Nashville, June 27, 2025 – It is a legal paradox that seems almost incomprehensible: the attorneys of a man who was wrongfully deported from the United States are now asking that he remain in jail - out of fear that the country might try to get rid of him again before he has ever been convicted. Kilmar Abrego Garcia, a construction worker from Maryland, was deported in March to his native El Salvador in violation of a valid deportation ban - even though a U.S. immigration judge had already ruled in 2019 that he faced immediate danger from gangs there. Only through public pressure, a Supreme Court decision, and growing attention to Trump’s radical immigration policies was he brought back to the U.S. in early June - not as a free man, but as a defendant. The U.S. government accuses him of human smuggling. But his attorneys call the charges fabricated - a political maneuver to retroactively justify an unlawful deportation.

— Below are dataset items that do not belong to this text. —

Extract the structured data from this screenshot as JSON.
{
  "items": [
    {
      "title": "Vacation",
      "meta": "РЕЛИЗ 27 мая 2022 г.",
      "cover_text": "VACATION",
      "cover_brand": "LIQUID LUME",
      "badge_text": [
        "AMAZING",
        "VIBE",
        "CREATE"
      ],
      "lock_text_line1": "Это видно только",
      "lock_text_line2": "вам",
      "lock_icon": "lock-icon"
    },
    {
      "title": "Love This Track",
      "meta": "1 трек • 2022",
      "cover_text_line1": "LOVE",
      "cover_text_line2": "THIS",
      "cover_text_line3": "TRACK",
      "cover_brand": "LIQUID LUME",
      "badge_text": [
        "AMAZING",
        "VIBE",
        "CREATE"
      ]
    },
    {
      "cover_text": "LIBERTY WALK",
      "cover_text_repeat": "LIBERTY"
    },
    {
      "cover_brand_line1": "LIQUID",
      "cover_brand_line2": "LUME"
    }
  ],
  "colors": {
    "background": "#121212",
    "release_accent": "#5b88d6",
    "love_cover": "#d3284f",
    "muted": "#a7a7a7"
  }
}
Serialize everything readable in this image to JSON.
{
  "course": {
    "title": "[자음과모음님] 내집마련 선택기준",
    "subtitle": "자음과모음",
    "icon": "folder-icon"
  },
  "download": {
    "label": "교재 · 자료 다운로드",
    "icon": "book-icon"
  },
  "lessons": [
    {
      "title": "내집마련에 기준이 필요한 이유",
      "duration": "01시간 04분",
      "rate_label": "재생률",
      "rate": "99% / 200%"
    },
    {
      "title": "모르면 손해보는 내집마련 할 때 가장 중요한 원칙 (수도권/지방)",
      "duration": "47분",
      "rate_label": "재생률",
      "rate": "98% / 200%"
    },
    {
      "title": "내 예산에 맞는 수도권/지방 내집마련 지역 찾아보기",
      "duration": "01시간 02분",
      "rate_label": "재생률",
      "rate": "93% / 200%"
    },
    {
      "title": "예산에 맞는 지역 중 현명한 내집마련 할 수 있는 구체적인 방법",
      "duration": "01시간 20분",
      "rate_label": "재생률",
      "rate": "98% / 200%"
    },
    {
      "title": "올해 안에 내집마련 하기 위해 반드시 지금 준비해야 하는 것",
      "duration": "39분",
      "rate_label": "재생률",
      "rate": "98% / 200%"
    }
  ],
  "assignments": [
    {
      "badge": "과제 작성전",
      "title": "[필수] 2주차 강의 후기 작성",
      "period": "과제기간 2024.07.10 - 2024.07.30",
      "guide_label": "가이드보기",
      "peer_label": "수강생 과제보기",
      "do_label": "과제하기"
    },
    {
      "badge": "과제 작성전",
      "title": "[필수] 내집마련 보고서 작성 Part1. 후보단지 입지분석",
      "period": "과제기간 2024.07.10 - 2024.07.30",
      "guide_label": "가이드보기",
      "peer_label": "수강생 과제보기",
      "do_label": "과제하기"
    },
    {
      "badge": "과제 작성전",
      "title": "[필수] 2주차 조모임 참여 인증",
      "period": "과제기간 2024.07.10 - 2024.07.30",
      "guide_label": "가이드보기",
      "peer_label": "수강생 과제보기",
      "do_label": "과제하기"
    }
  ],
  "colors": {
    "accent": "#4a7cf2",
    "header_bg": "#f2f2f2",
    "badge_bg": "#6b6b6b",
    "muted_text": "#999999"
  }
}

Now his release hangs in the balance - not because Judge Barbara Holmes considers him dangerous. On the contrary, she already ruled on Sunday that Abrego Garcia poses neither a flight risk nor a danger to the public. She even outlined specific conditions: Abrego Garcia was to live with his brother, a U.S. citizen, in Maryland. But she hesitated - fearing that immigration authorities could detain and deport him immediately upon release. In a new motion, his defense team has now explicitly asked that he remain in custody - at least until the next hearing on July 16. Their reasoning: the contradictory statements from the Trump administration make any legal assurance impossible. The attorneys’ argument is both unusual and bitter. “The irony of this request is not lost on anyone,” they wrote. But recent statements from government officials have shattered trust. A Justice Department spokesman told the press on Thursday that Abrego Garcia would “not walk free in our country again” - and accused him, without trial, of “horrific crimes, including trafficking children.” Just hours earlier, however, a government attorney in Maryland had stated that the U.S. planned to deport him to a “third country” - not back to El Salvador, but somewhere else, with no specific timeline. For the defense, this was a clear contradiction of prior statements - and proof that the situation is far from under control.

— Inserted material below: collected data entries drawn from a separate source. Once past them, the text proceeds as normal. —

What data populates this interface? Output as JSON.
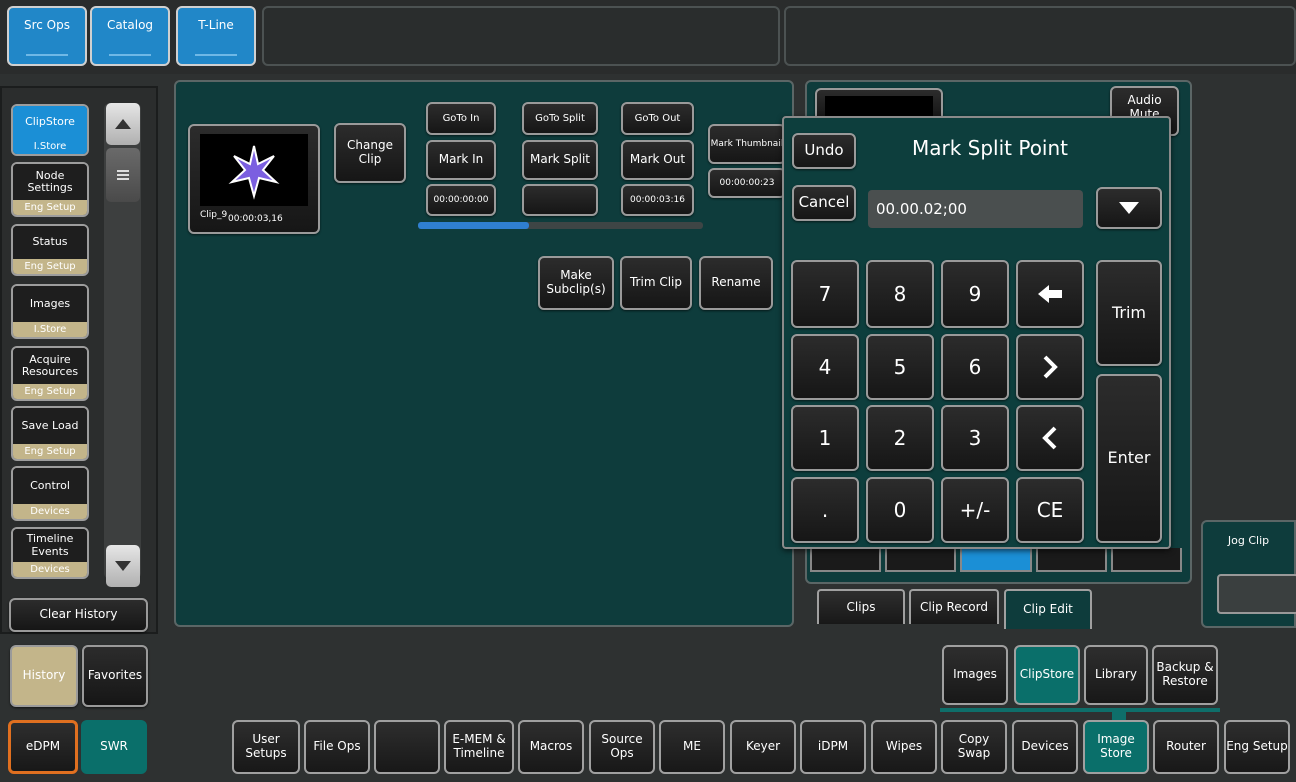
{
  "top_tabs": [
    "Src Ops",
    "Catalog",
    "T-Line"
  ],
  "sidebar": {
    "items": [
      {
        "label": "ClipStore",
        "sub": "I.Store",
        "active": true
      },
      {
        "label": "Node Settings",
        "sub": "Eng Setup"
      },
      {
        "label": "Status",
        "sub": "Eng Setup"
      },
      {
        "label": "Images",
        "sub": "I.Store"
      },
      {
        "label": "Acquire Resources",
        "sub": "Eng Setup"
      },
      {
        "label": "Save Load",
        "sub": "Eng Setup"
      },
      {
        "label": "Control",
        "sub": "Devices"
      },
      {
        "label": "Timeline Events",
        "sub": "Devices"
      }
    ],
    "clear_history": "Clear History",
    "history": "History",
    "favorites": "Favorites"
  },
  "clip": {
    "name": "Clip_9",
    "duration": "00:00:03,16",
    "change_clip": "Change Clip"
  },
  "controls": {
    "goto_in": "GoTo In",
    "goto_split": "GoTo Split",
    "goto_out": "GoTo Out",
    "mark_thumbnail": "Mark Thumbnail",
    "mark_in": "Mark In",
    "mark_split": "Mark Split",
    "mark_out": "Mark Out",
    "in_time": "00:00:00:00",
    "split_time": "",
    "out_time": "00:00:03:16",
    "thumb_time": "00:00:00:23",
    "progress": 0.39,
    "make_subclips": "Make Subclip(s)",
    "trim_clip": "Trim Clip",
    "rename": "Rename"
  },
  "right_panel": {
    "audio_mute": "Audio Mute",
    "jog_clip": "Jog Clip",
    "tabs": [
      "Clips",
      "Clip Record",
      "Clip Edit"
    ]
  },
  "dialog": {
    "title": "Mark Split Point",
    "undo": "Undo",
    "cancel": "Cancel",
    "value": "00.00.02;00",
    "keys": [
      "7",
      "8",
      "9",
      "4",
      "5",
      "6",
      "1",
      "2",
      "3",
      ".",
      "0",
      "+/-",
      "CE"
    ],
    "trim": "Trim",
    "enter": "Enter"
  },
  "sub_nav": [
    "Images",
    "ClipStore",
    "Library",
    "Backup & Restore"
  ],
  "mode": {
    "edpm": "eDPM",
    "swr": "SWR"
  },
  "bottom_nav": [
    "User Setups",
    "File Ops",
    "",
    "E-MEM & Timeline",
    "Macros",
    "Source Ops",
    "ME",
    "Keyer",
    "iDPM",
    "Wipes",
    "Copy Swap",
    "Devices",
    "Image Store",
    "Router",
    "Eng Setup"
  ],
  "colors": {
    "accent_blue": "#2187c8",
    "teal": "#0a6f6a",
    "panel": "#0e3c3c",
    "gold": "#c3b58a",
    "orange": "#e07020"
  }
}
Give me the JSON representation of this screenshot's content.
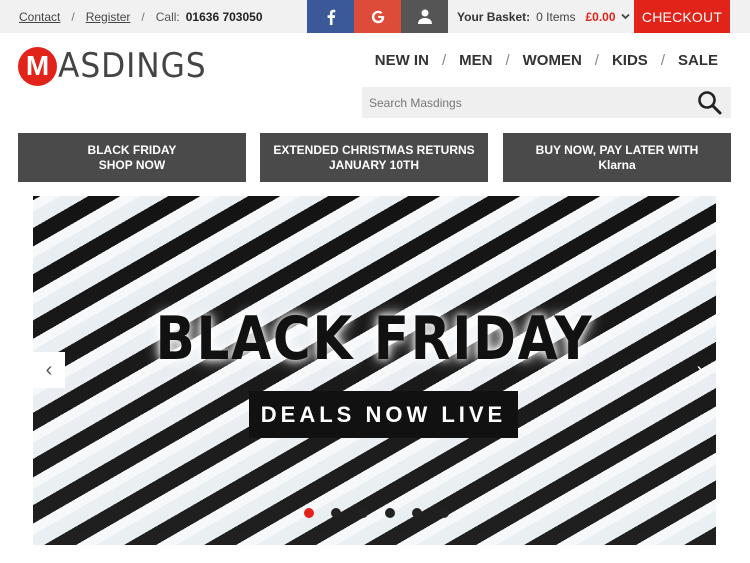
{
  "topbar": {
    "contact": "Contact",
    "register": "Register",
    "call_label": "Call:",
    "phone": "01636 703050",
    "separator": "/"
  },
  "social": {
    "facebook_icon": "facebook-icon",
    "google_icon": "google-icon",
    "account_icon": "user-icon"
  },
  "basket": {
    "label": "Your Basket:",
    "items": "0 Items",
    "total": "£0.00",
    "dropdown_icon": "chevron-down-icon"
  },
  "checkout": "CHECKOUT",
  "logo": {
    "letter": "M",
    "rest": "ASDINGS"
  },
  "nav": [
    "NEW IN",
    "MEN",
    "WOMEN",
    "KIDS",
    "SALE"
  ],
  "search": {
    "placeholder": "Search Masdings",
    "icon": "search-icon"
  },
  "promos": [
    {
      "line1": "BLACK FRIDAY",
      "line2": "SHOP NOW"
    },
    {
      "line1": "EXTENDED CHRISTMAS RETURNS",
      "line2": "JANUARY 10TH"
    },
    {
      "line1": "BUY NOW, PAY LATER WITH",
      "line2": "Klarna"
    }
  ],
  "hero": {
    "title": "BLACK FRIDAY",
    "subtitle": "DEALS NOW LIVE",
    "prev": "‹",
    "next": "›",
    "slide_count": 6,
    "active_slide": 1
  },
  "colors": {
    "brand_red": "#e2231a",
    "facebook": "#3b5998",
    "google": "#dd4b39",
    "promo_bg": "#4a4a4a"
  }
}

The defense also pointed to an official post on X from White House spokesperson Abigail Jackson: “Abrego Garcia was returned to the United States to face trial for the egregious charges against him,” she wrote. “He will face the full force of the American justice system - including serving time in an American prison.” But according to his attorneys, this “force” has so far been almost entirely rhetorical - not grounded in due process. “In a just world, Mr. Abrego Garcia would not want to remain in detention any longer. But in this world, the government - at every level - has promised the American people that it brought him home to face American justice. And yet there appears to be little actual interest in bringing this case to trial.” The charges against Abrego Garcia stem from a 2022 traffic stop in Tennessee, during which he was transporting nine other people without luggage. The case is old. Authorities have not presented any new evidence, and we, like many observers, see the prosecution as a symbolic performance - an attempt to cover up a mistake by criminalizing the victim. If the defense’s request is granted, Abrego Garcia would remain in detention at least until mid-July - for perhaps the most extraordinary reason currently seen in the American justice system: not because of guilt, but because the state itself is not to be trusted.